Our offense was just as out -of-whack. This again falls on TP's shoulders as director of our offensive sets. While the Heat's rotations were crisp and quick, we didn't exploit their main weakness which is also their main strength on defense: over-rotating. The reason the Heat have such a good defense is because they close out so hard and quickly. We had to use that against them to beat them. Ball fakes, solid passes, cuts should effectively turn the Heat's unbelievable defense into an exercise in futility as they scramble around, trying to get back into help position. Instead, we decided to play afraid; running all the way back to half-court just to avoid traps, throwing errant passes while trying to get rid of the ball, and rarely using triple threat position (i.e jab steps, ball fakes, rip throughs, etc.) to nullify the hard close outs. Kawhi seemed to be one of the few Spurs to get it.
Overall, just a really awful game to watch. One of the most disappointing Spur losses I've seen this season. Hopefully Pop gets our ass in gear because if we play that type of basketball come late April, we will be watching the Finals on our butts in June.
@CraigThomas Perhaps Parker missed a few passing lanes and allowed the ball to stick a second too long. But despite being a freak of nature and healing well ahead of projected timetables, he's still working back from a severely sprained ankle. He also found people early, and quite a few corner threes were available and missed. Still, he will have to do better in solving for this next time these two teams meet.

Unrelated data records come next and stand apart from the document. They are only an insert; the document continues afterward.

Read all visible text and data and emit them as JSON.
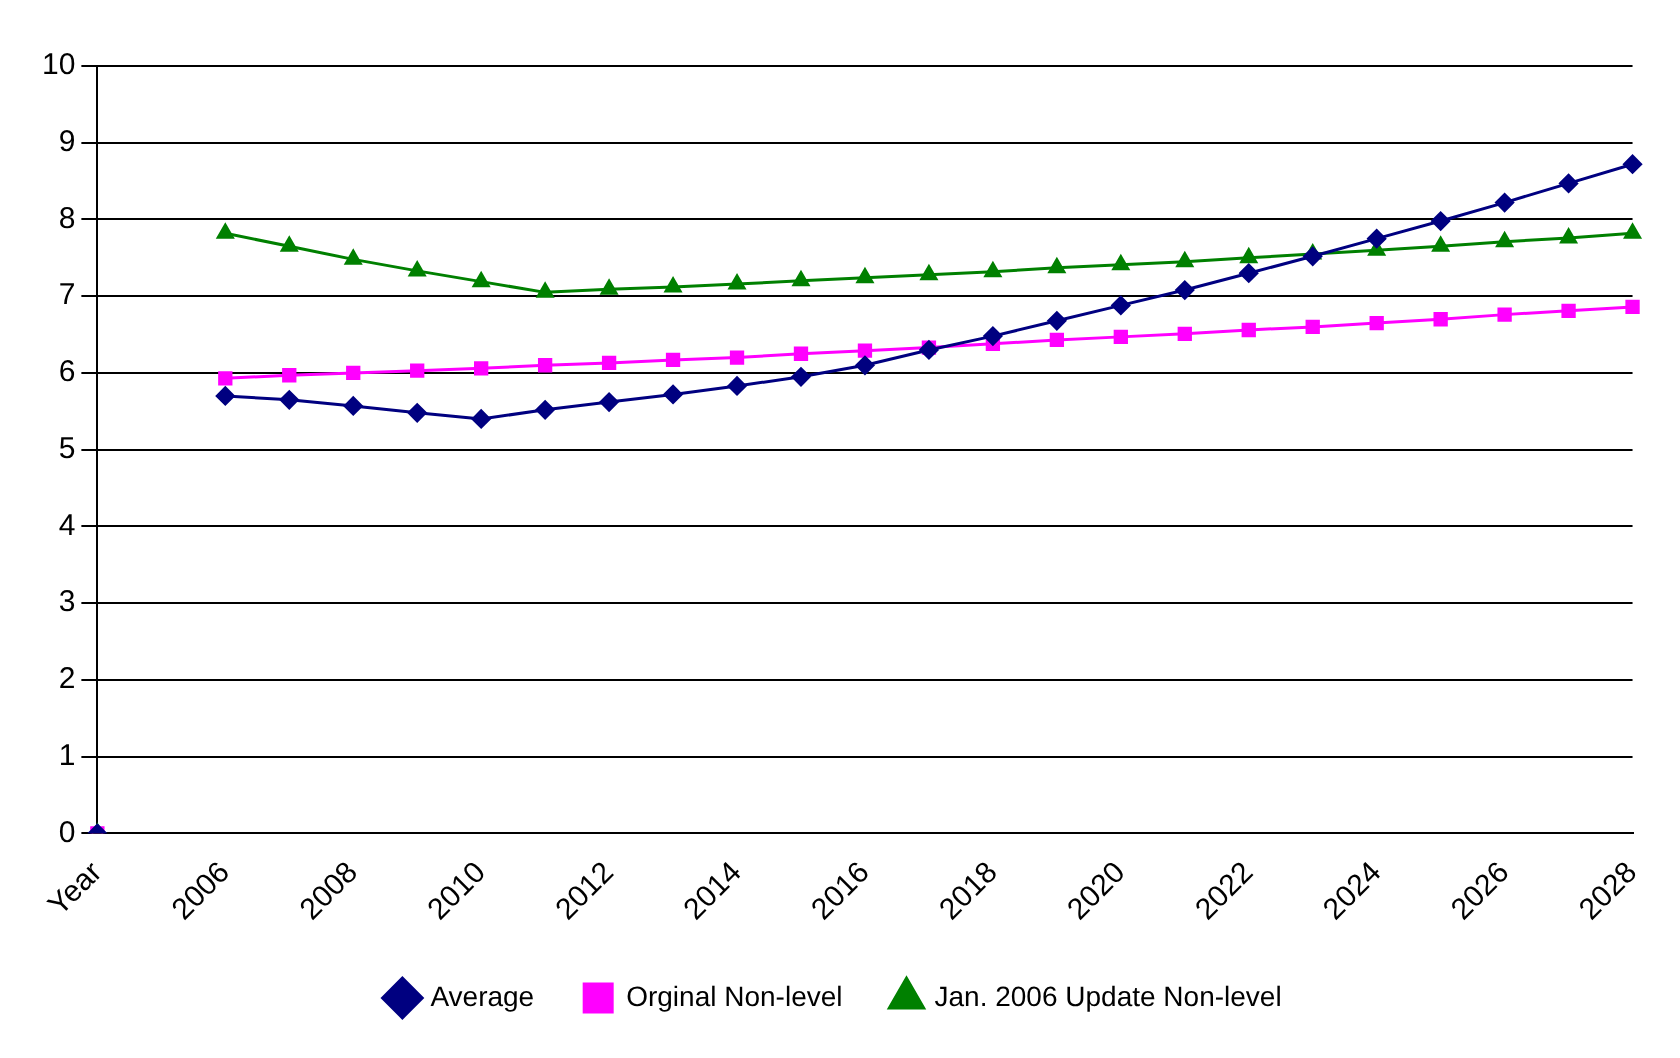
{
  "chart_data": {
    "type": "line",
    "categories": [
      "Year",
      null,
      "2006",
      null,
      "2008",
      null,
      "2010",
      null,
      "2012",
      null,
      "2014",
      null,
      "2016",
      null,
      "2018",
      null,
      "2020",
      null,
      "2022",
      null,
      "2024",
      null,
      "2026",
      null,
      "2028"
    ],
    "series": [
      {
        "name": "Average",
        "color": "#000080",
        "marker": "diamond",
        "values": [
          0,
          null,
          5.7,
          5.65,
          5.57,
          5.48,
          5.4,
          5.52,
          5.62,
          5.72,
          5.83,
          5.95,
          6.1,
          6.3,
          6.48,
          6.68,
          6.88,
          7.08,
          7.3,
          7.52,
          7.75,
          7.98,
          8.22,
          8.47,
          8.72
        ]
      },
      {
        "name": "Orginal Non-level",
        "color": "#ff00ff",
        "marker": "square",
        "values": [
          0,
          null,
          5.93,
          5.97,
          6.0,
          6.03,
          6.06,
          6.1,
          6.13,
          6.17,
          6.2,
          6.25,
          6.29,
          6.33,
          6.38,
          6.43,
          6.47,
          6.51,
          6.56,
          6.6,
          6.65,
          6.7,
          6.76,
          6.81,
          6.86
        ]
      },
      {
        "name": "Jan. 2006 Update Non-level",
        "color": "#008000",
        "marker": "triangle",
        "values": [
          0,
          null,
          7.82,
          7.65,
          7.48,
          7.33,
          7.19,
          7.05,
          7.09,
          7.12,
          7.16,
          7.2,
          7.24,
          7.28,
          7.32,
          7.37,
          7.41,
          7.45,
          7.5,
          7.55,
          7.6,
          7.65,
          7.71,
          7.76,
          7.82
        ]
      }
    ],
    "ylim": [
      0,
      10
    ],
    "yticks": [
      0,
      1,
      2,
      3,
      4,
      5,
      6,
      7,
      8,
      9,
      10
    ],
    "grid": "y",
    "legend": "bottom",
    "line_style": "solid"
  }
}
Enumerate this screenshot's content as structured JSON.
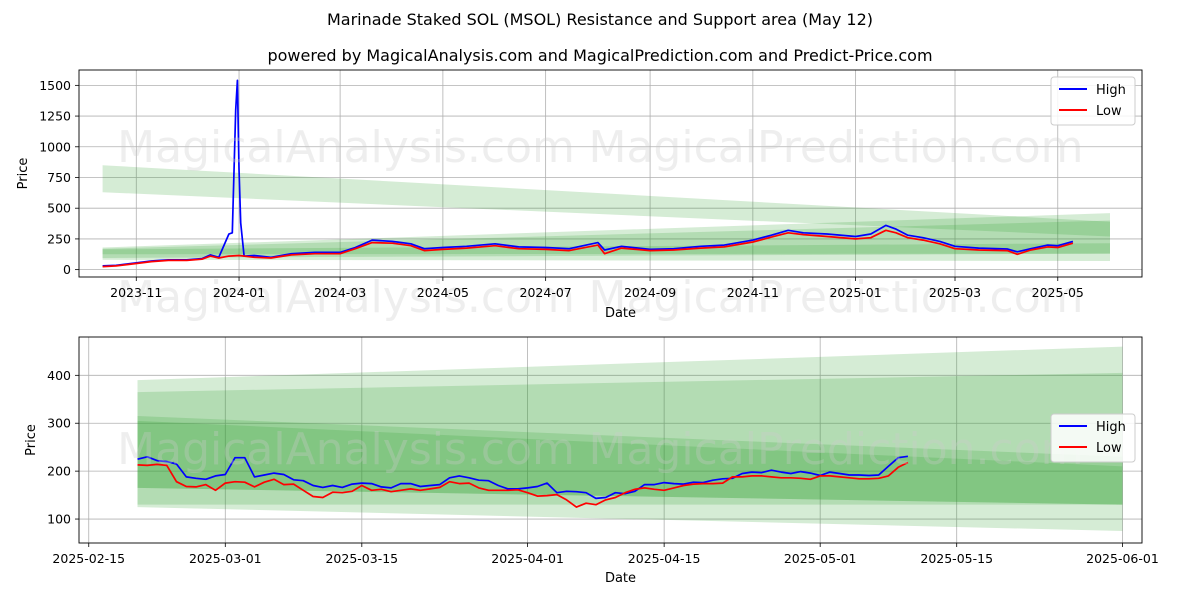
{
  "title": "Marinade Staked SOL (MSOL) Resistance and Support area (May 12)",
  "subtitle": "powered by MagicalAnalysis.com and MagicalPrediction.com and Predict-Price.com",
  "watermarks": [
    "MagicalAnalysis.com",
    "MagicalPrediction.com"
  ],
  "colors": {
    "high": "#0000ff",
    "low": "#ff0000",
    "band": "#2ca02c",
    "grid": "#b0b0b0"
  },
  "chart_data": [
    {
      "type": "line",
      "xlabel": "Date",
      "ylabel": "Price",
      "xlim": [
        "2023-09-28",
        "2025-06-20"
      ],
      "ylim": [
        -60,
        1625
      ],
      "grid": true,
      "legend": "top-right",
      "xticks": [
        "2023-11",
        "2024-01",
        "2024-03",
        "2024-05",
        "2024-07",
        "2024-09",
        "2024-11",
        "2025-01",
        "2025-03",
        "2025-05"
      ],
      "yticks": [
        0,
        250,
        500,
        750,
        1000,
        1250,
        1500
      ],
      "series": [
        {
          "name": "High",
          "x": [
            "2023-10-12",
            "2023-10-20",
            "2023-11-01",
            "2023-11-10",
            "2023-11-20",
            "2023-12-01",
            "2023-12-10",
            "2023-12-15",
            "2023-12-20",
            "2023-12-26",
            "2023-12-28",
            "2023-12-30",
            "2023-12-31",
            "2024-01-01",
            "2024-01-02",
            "2024-01-04",
            "2024-01-10",
            "2024-01-20",
            "2024-02-01",
            "2024-02-15",
            "2024-03-01",
            "2024-03-10",
            "2024-03-20",
            "2024-04-01",
            "2024-04-12",
            "2024-04-20",
            "2024-05-01",
            "2024-05-15",
            "2024-06-01",
            "2024-06-15",
            "2024-07-01",
            "2024-07-15",
            "2024-08-01",
            "2024-08-05",
            "2024-08-15",
            "2024-09-01",
            "2024-09-15",
            "2024-10-01",
            "2024-10-15",
            "2024-11-01",
            "2024-11-12",
            "2024-11-22",
            "2024-12-01",
            "2024-12-15",
            "2025-01-01",
            "2025-01-10",
            "2025-01-19",
            "2025-01-25",
            "2025-02-01",
            "2025-02-10",
            "2025-02-20",
            "2025-03-01",
            "2025-03-15",
            "2025-04-01",
            "2025-04-07",
            "2025-04-15",
            "2025-04-25",
            "2025-05-01",
            "2025-05-10"
          ],
          "values": [
            30,
            35,
            55,
            70,
            80,
            80,
            90,
            120,
            100,
            290,
            300,
            1300,
            1540,
            820,
            380,
            110,
            115,
            100,
            130,
            140,
            140,
            180,
            240,
            230,
            210,
            170,
            180,
            190,
            210,
            185,
            180,
            170,
            220,
            160,
            190,
            165,
            170,
            190,
            200,
            240,
            280,
            320,
            300,
            290,
            270,
            290,
            360,
            330,
            280,
            260,
            230,
            190,
            175,
            168,
            145,
            170,
            200,
            195,
            230
          ]
        },
        {
          "name": "Low",
          "x": [
            "2023-10-12",
            "2023-10-20",
            "2023-11-01",
            "2023-11-10",
            "2023-11-20",
            "2023-12-01",
            "2023-12-10",
            "2023-12-15",
            "2023-12-20",
            "2023-12-26",
            "2024-01-01",
            "2024-01-10",
            "2024-01-20",
            "2024-02-01",
            "2024-02-15",
            "2024-03-01",
            "2024-03-10",
            "2024-03-20",
            "2024-04-01",
            "2024-04-12",
            "2024-04-20",
            "2024-05-01",
            "2024-05-15",
            "2024-06-01",
            "2024-06-15",
            "2024-07-01",
            "2024-07-15",
            "2024-08-01",
            "2024-08-05",
            "2024-08-15",
            "2024-09-01",
            "2024-09-15",
            "2024-10-01",
            "2024-10-15",
            "2024-11-01",
            "2024-11-12",
            "2024-11-22",
            "2024-12-01",
            "2024-12-15",
            "2025-01-01",
            "2025-01-10",
            "2025-01-19",
            "2025-01-25",
            "2025-02-01",
            "2025-02-10",
            "2025-02-20",
            "2025-03-01",
            "2025-03-15",
            "2025-04-01",
            "2025-04-07",
            "2025-04-15",
            "2025-04-25",
            "2025-05-01",
            "2025-05-10"
          ],
          "values": [
            25,
            30,
            50,
            65,
            75,
            75,
            85,
            110,
            95,
            110,
            115,
            100,
            95,
            120,
            130,
            130,
            170,
            220,
            215,
            195,
            155,
            165,
            175,
            195,
            170,
            165,
            155,
            200,
            130,
            175,
            155,
            160,
            175,
            185,
            225,
            265,
            300,
            285,
            270,
            250,
            260,
            320,
            300,
            260,
            240,
            210,
            170,
            160,
            155,
            125,
            160,
            185,
            180,
            215
          ]
        }
      ],
      "bands": [
        {
          "x": [
            "2023-10-12",
            "2025-06-01"
          ],
          "upper": [
            850,
            390
          ],
          "lower": [
            630,
            270
          ]
        },
        {
          "x": [
            "2023-10-12",
            "2025-06-01"
          ],
          "upper": [
            180,
            460
          ],
          "lower": [
            80,
            70
          ]
        },
        {
          "x": [
            "2023-10-12",
            "2025-06-01"
          ],
          "upper": [
            170,
            400
          ],
          "lower": [
            95,
            130
          ]
        },
        {
          "x": [
            "2023-10-12",
            "2025-06-01"
          ],
          "upper": [
            165,
            215
          ],
          "lower": [
            125,
            130
          ]
        }
      ]
    },
    {
      "type": "line",
      "xlabel": "Date",
      "ylabel": "Price",
      "xlim": [
        "2025-02-14",
        "2025-06-03"
      ],
      "ylim": [
        50,
        480
      ],
      "grid": true,
      "legend": "center-right",
      "xticks": [
        "2025-02-15",
        "2025-03-01",
        "2025-03-15",
        "2025-04-01",
        "2025-04-15",
        "2025-05-01",
        "2025-05-15",
        "2025-06-01"
      ],
      "yticks": [
        100,
        200,
        300,
        400
      ],
      "series": [
        {
          "name": "High",
          "x": [
            "2025-02-20",
            "2025-02-21",
            "2025-02-22",
            "2025-02-23",
            "2025-02-24",
            "2025-02-25",
            "2025-02-26",
            "2025-02-27",
            "2025-02-28",
            "2025-03-01",
            "2025-03-02",
            "2025-03-03",
            "2025-03-04",
            "2025-03-05",
            "2025-03-06",
            "2025-03-07",
            "2025-03-08",
            "2025-03-09",
            "2025-03-10",
            "2025-03-11",
            "2025-03-12",
            "2025-03-13",
            "2025-03-14",
            "2025-03-15",
            "2025-03-16",
            "2025-03-17",
            "2025-03-18",
            "2025-03-19",
            "2025-03-20",
            "2025-03-21",
            "2025-03-22",
            "2025-03-23",
            "2025-03-24",
            "2025-03-25",
            "2025-03-26",
            "2025-03-27",
            "2025-03-28",
            "2025-03-29",
            "2025-03-30",
            "2025-03-31",
            "2025-04-01",
            "2025-04-02",
            "2025-04-03",
            "2025-04-04",
            "2025-04-05",
            "2025-04-06",
            "2025-04-07",
            "2025-04-08",
            "2025-04-09",
            "2025-04-10",
            "2025-04-11",
            "2025-04-12",
            "2025-04-13",
            "2025-04-14",
            "2025-04-15",
            "2025-04-16",
            "2025-04-17",
            "2025-04-18",
            "2025-04-19",
            "2025-04-20",
            "2025-04-21",
            "2025-04-22",
            "2025-04-23",
            "2025-04-24",
            "2025-04-25",
            "2025-04-26",
            "2025-04-27",
            "2025-04-28",
            "2025-04-29",
            "2025-04-30",
            "2025-05-01",
            "2025-05-02",
            "2025-05-03",
            "2025-05-04",
            "2025-05-05",
            "2025-05-06",
            "2025-05-07",
            "2025-05-08",
            "2025-05-09",
            "2025-05-10"
          ],
          "values": [
            225,
            230,
            222,
            220,
            215,
            188,
            185,
            183,
            190,
            193,
            228,
            228,
            188,
            192,
            196,
            193,
            182,
            180,
            170,
            166,
            170,
            166,
            173,
            175,
            174,
            167,
            165,
            174,
            174,
            168,
            170,
            172,
            186,
            190,
            186,
            181,
            180,
            170,
            163,
            163,
            165,
            168,
            175,
            155,
            158,
            157,
            155,
            143,
            145,
            155,
            153,
            158,
            172,
            172,
            176,
            174,
            173,
            177,
            176,
            181,
            184,
            185,
            195,
            198,
            197,
            202,
            198,
            195,
            199,
            196,
            191,
            198,
            195,
            192,
            192,
            191,
            192,
            210,
            228,
            231
          ]
        },
        {
          "name": "Low",
          "x": [
            "2025-02-20",
            "2025-02-21",
            "2025-02-22",
            "2025-02-23",
            "2025-02-24",
            "2025-02-25",
            "2025-02-26",
            "2025-02-27",
            "2025-02-28",
            "2025-03-01",
            "2025-03-02",
            "2025-03-03",
            "2025-03-04",
            "2025-03-05",
            "2025-03-06",
            "2025-03-07",
            "2025-03-08",
            "2025-03-09",
            "2025-03-10",
            "2025-03-11",
            "2025-03-12",
            "2025-03-13",
            "2025-03-14",
            "2025-03-15",
            "2025-03-16",
            "2025-03-17",
            "2025-03-18",
            "2025-03-19",
            "2025-03-20",
            "2025-03-21",
            "2025-03-22",
            "2025-03-23",
            "2025-03-24",
            "2025-03-25",
            "2025-03-26",
            "2025-03-27",
            "2025-03-28",
            "2025-03-29",
            "2025-03-30",
            "2025-03-31",
            "2025-04-01",
            "2025-04-02",
            "2025-04-03",
            "2025-04-04",
            "2025-04-05",
            "2025-04-06",
            "2025-04-07",
            "2025-04-08",
            "2025-04-09",
            "2025-04-10",
            "2025-04-11",
            "2025-04-12",
            "2025-04-13",
            "2025-04-14",
            "2025-04-15",
            "2025-04-16",
            "2025-04-17",
            "2025-04-18",
            "2025-04-19",
            "2025-04-20",
            "2025-04-21",
            "2025-04-22",
            "2025-04-23",
            "2025-04-24",
            "2025-04-25",
            "2025-04-26",
            "2025-04-27",
            "2025-04-28",
            "2025-04-29",
            "2025-04-30",
            "2025-05-01",
            "2025-05-02",
            "2025-05-03",
            "2025-05-04",
            "2025-05-05",
            "2025-05-06",
            "2025-05-07",
            "2025-05-08",
            "2025-05-09",
            "2025-05-10"
          ],
          "values": [
            213,
            212,
            214,
            212,
            178,
            168,
            167,
            172,
            160,
            175,
            178,
            177,
            167,
            177,
            183,
            172,
            173,
            160,
            147,
            145,
            156,
            155,
            158,
            170,
            160,
            162,
            157,
            160,
            163,
            160,
            163,
            166,
            178,
            174,
            175,
            165,
            160,
            160,
            160,
            161,
            155,
            148,
            149,
            151,
            140,
            125,
            133,
            130,
            140,
            145,
            155,
            162,
            165,
            162,
            160,
            165,
            170,
            173,
            174,
            174,
            175,
            188,
            188,
            190,
            190,
            188,
            186,
            186,
            185,
            183,
            190,
            190,
            188,
            186,
            184,
            184,
            185,
            190,
            208,
            218
          ]
        }
      ],
      "bands": [
        {
          "x": [
            "2025-02-20",
            "2025-06-01"
          ],
          "upper": [
            390,
            460
          ],
          "lower": [
            125,
            75
          ]
        },
        {
          "x": [
            "2025-02-20",
            "2025-06-01"
          ],
          "upper": [
            365,
            405
          ],
          "lower": [
            130,
            130
          ]
        },
        {
          "x": [
            "2025-02-20",
            "2025-06-01"
          ],
          "upper": [
            315,
            230
          ],
          "lower": [
            165,
            130
          ]
        },
        {
          "x": [
            "2025-02-20",
            "2025-06-01"
          ],
          "upper": [
            305,
            210
          ],
          "lower": [
            165,
            130
          ]
        }
      ]
    }
  ]
}
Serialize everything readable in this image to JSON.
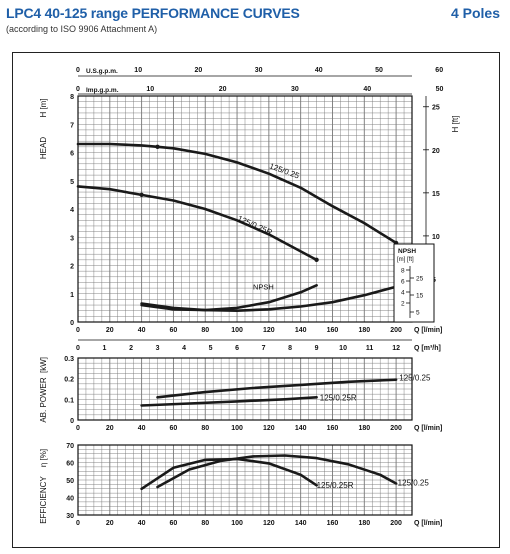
{
  "title": "LPC4 40-125 range PERFORMANCE CURVES",
  "subtitle": "(according to ISO 9906 Attachment A)",
  "poles": "4 Poles",
  "colors": {
    "title": "#1f5fa8",
    "grid": "#777777",
    "curve": "#1a1a1a"
  },
  "chart_data": [
    {
      "type": "line",
      "name": "head",
      "ylabel": "HEAD",
      "ylabel_unit": "H [m]",
      "y2label_unit": "H [ft]",
      "ylim": [
        0,
        8
      ],
      "yticks": [
        "0",
        "1",
        "2",
        "3",
        "4",
        "5",
        "6",
        "7",
        "8"
      ],
      "y2ticks": [
        "5",
        "10",
        "15",
        "20",
        "25"
      ],
      "xlim": [
        0,
        210
      ],
      "top_axis_usgpm": {
        "label": "U.S.g.p.m.",
        "ticks": [
          "0",
          "10",
          "20",
          "30",
          "40",
          "50",
          "60"
        ]
      },
      "top_axis_impgpm": {
        "label": "Imp.g.p.m.",
        "ticks": [
          "0",
          "10",
          "20",
          "30",
          "40",
          "50"
        ]
      },
      "bottom_axis_lmin": {
        "label": "Q [l/min]",
        "ticks": [
          "0",
          "20",
          "40",
          "60",
          "80",
          "100",
          "120",
          "140",
          "160",
          "180",
          "200"
        ]
      },
      "bottom_axis_m3h": {
        "label": "Q [m³/h]",
        "ticks": [
          "0",
          "1",
          "2",
          "3",
          "4",
          "5",
          "6",
          "7",
          "8",
          "9",
          "10",
          "11",
          "12"
        ]
      },
      "series": [
        {
          "name": "125/0.25",
          "x": [
            0,
            20,
            40,
            50,
            60,
            80,
            100,
            120,
            140,
            160,
            180,
            200
          ],
          "y": [
            6.3,
            6.3,
            6.25,
            6.2,
            6.15,
            5.95,
            5.65,
            5.25,
            4.75,
            4.1,
            3.5,
            2.8
          ]
        },
        {
          "name": "125/0.25R",
          "x": [
            0,
            20,
            40,
            60,
            80,
            100,
            120,
            140,
            150
          ],
          "y": [
            4.8,
            4.7,
            4.5,
            4.3,
            4.0,
            3.6,
            3.1,
            2.5,
            2.2
          ]
        },
        {
          "name": "NPSH",
          "x": [
            40,
            60,
            80,
            100,
            120,
            140,
            150
          ],
          "y": [
            0.6,
            0.45,
            0.42,
            0.5,
            0.7,
            1.05,
            1.3
          ]
        },
        {
          "name": "",
          "x": [
            40,
            60,
            80,
            100,
            120,
            140,
            160,
            180,
            200
          ],
          "y": [
            0.65,
            0.5,
            0.42,
            0.4,
            0.45,
            0.55,
            0.7,
            0.95,
            1.25
          ]
        }
      ],
      "npsh_legend": {
        "title": "NPSH",
        "units": "[m] [ft]",
        "m_ticks": [
          "2",
          "4",
          "6",
          "8"
        ],
        "ft_ticks": [
          "5",
          "15",
          "25"
        ]
      }
    },
    {
      "type": "line",
      "name": "power",
      "ylabel": "AB. POWER",
      "ylabel_unit": "[kW]",
      "ylim": [
        0,
        0.3
      ],
      "yticks": [
        "0",
        "0.1",
        "0.2",
        "0.3"
      ],
      "xlabel": "Q [l/min]",
      "xticks": [
        "0",
        "20",
        "40",
        "60",
        "80",
        "100",
        "120",
        "140",
        "160",
        "180",
        "200"
      ],
      "series": [
        {
          "name": "125/0.25",
          "x": [
            50,
            80,
            110,
            140,
            170,
            200
          ],
          "y": [
            0.11,
            0.135,
            0.155,
            0.17,
            0.185,
            0.195
          ]
        },
        {
          "name": "125/0.25R",
          "x": [
            40,
            70,
            100,
            130,
            150
          ],
          "y": [
            0.07,
            0.08,
            0.09,
            0.1,
            0.11
          ]
        }
      ]
    },
    {
      "type": "line",
      "name": "efficiency",
      "ylabel": "EFFICIENCY",
      "ylabel_unit": "η [%]",
      "ylim": [
        30,
        70
      ],
      "yticks": [
        "30",
        "40",
        "50",
        "60",
        "70"
      ],
      "xlabel": "Q [l/min]",
      "xticks": [
        "0",
        "20",
        "40",
        "60",
        "80",
        "100",
        "120",
        "140",
        "160",
        "180",
        "200"
      ],
      "series": [
        {
          "name": "125/0.25",
          "x": [
            50,
            70,
            90,
            110,
            130,
            150,
            170,
            190,
            200
          ],
          "y": [
            46,
            56,
            61,
            63.5,
            64,
            62.5,
            59,
            53,
            48
          ]
        },
        {
          "name": "125/0.25R",
          "x": [
            40,
            60,
            80,
            100,
            120,
            140,
            150
          ],
          "y": [
            45,
            57,
            61.5,
            62,
            59.5,
            53,
            47
          ]
        }
      ]
    }
  ]
}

@blanchard48moh @CraigThomas I really hope this is the case. It wasn't just Tony's sluggishness that worried me, it was the fact that he refused to turn the corner on those super-aggressive traps the Heat would throw at him on the pick and roll. I know TP can fly right past Haslem or Bosh especially if they are trying to trap him at halfcourt. Instead, it was like Tony became afraid to deviate from the play and HAD to pass out of the trap even if it meant dribbling 15-ft away from the 3 point line.
Also, I think Pop should have switched Tiago/Boris on to Bosh on defense when the Heat played with a traditional PF/C lineup. This would have allowed Duncan to roam the paint like he's been doing this entire year, protecting our basket. That could have helped our slow defense last night.
Finally, switching on all screens last night (even post to guard!), what's your opinion on why Pop did this Jesse?
@blanchard48moh I guess so. I get nightmares of our 2010 series against the Suns whenever we start switching on all screens. With the level of individual talent NBA guards have, it seems counterproductive to allow one on one isolation plays with posts covering guards.
@CraigThomas my opinion is the Heat lacked dribble penetration and finishers without James and Wade. They were also hitting a lot of long two-pointers (generally inefficient shots). Might've been a calculated risk trying to dare Heat shooters to make a play instead of coming off for a look at a jumper.